Vladimir Nabokov in Lectures on Russian Literature describes two themes: "the Oblonski family disaster" and the "Kitty-Lyovin-Vronski triangle." and the " 'message' Tolstoy has conveyed in his novel" by drawing "a comparison between the Lyovin-Kitty story and the Vronski-Anna story. Lyovin's marriage is based on a metaphysical, not only physical, concept of love, on willingness for self-sacrifice, on mutual respect The Anna-Vronski alliance was founded only in carnal love and therein lay its doom." (p.146-7).
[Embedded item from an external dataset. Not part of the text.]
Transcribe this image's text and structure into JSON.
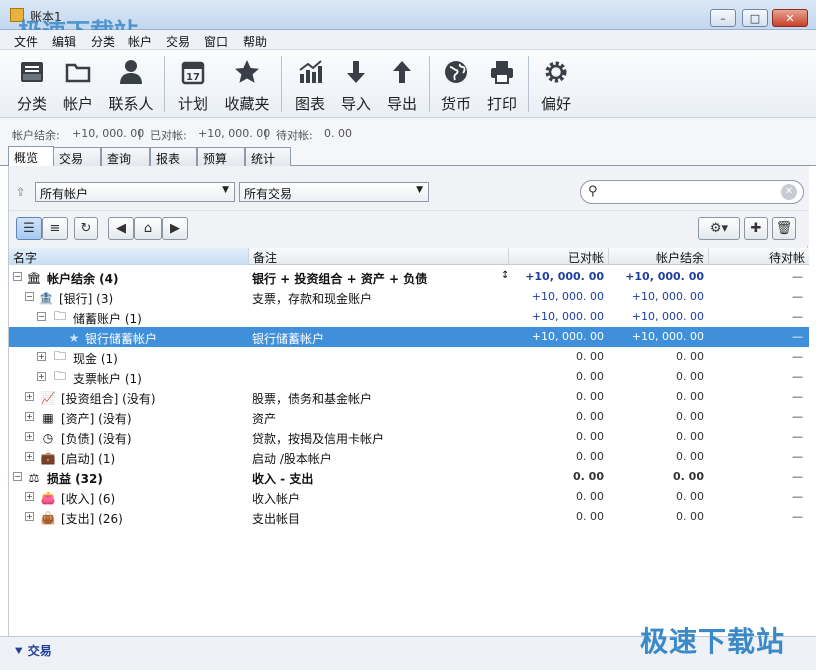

A few pages later he quotes Tolstoy's lines ("Happy families are all alike; every unhappy family is unhappy in its own way") before he proceeds: "All was confusion in the Oblonski house [in the sense of 'home,' both 'house' and 'home' being dom in Russian). At this point.there's a footnote: "Dom-Dom-Dom: the tolling bell of the family theme - house, household, home. Tolstoy deliberately gives us on the very first page the key, the clue,: the home family theme." (p.150). The editor directs the reader to Nabokov's note (p.210) "In the Russian text, the word dom (house, household, home) is repeated eight times in the course of six sentences. This ponderous and solemn repetition, dom, dom, dom, tolling as it does for doomed family life (one of the main themes of the book), is a deliberate device on Tolstoy's part." 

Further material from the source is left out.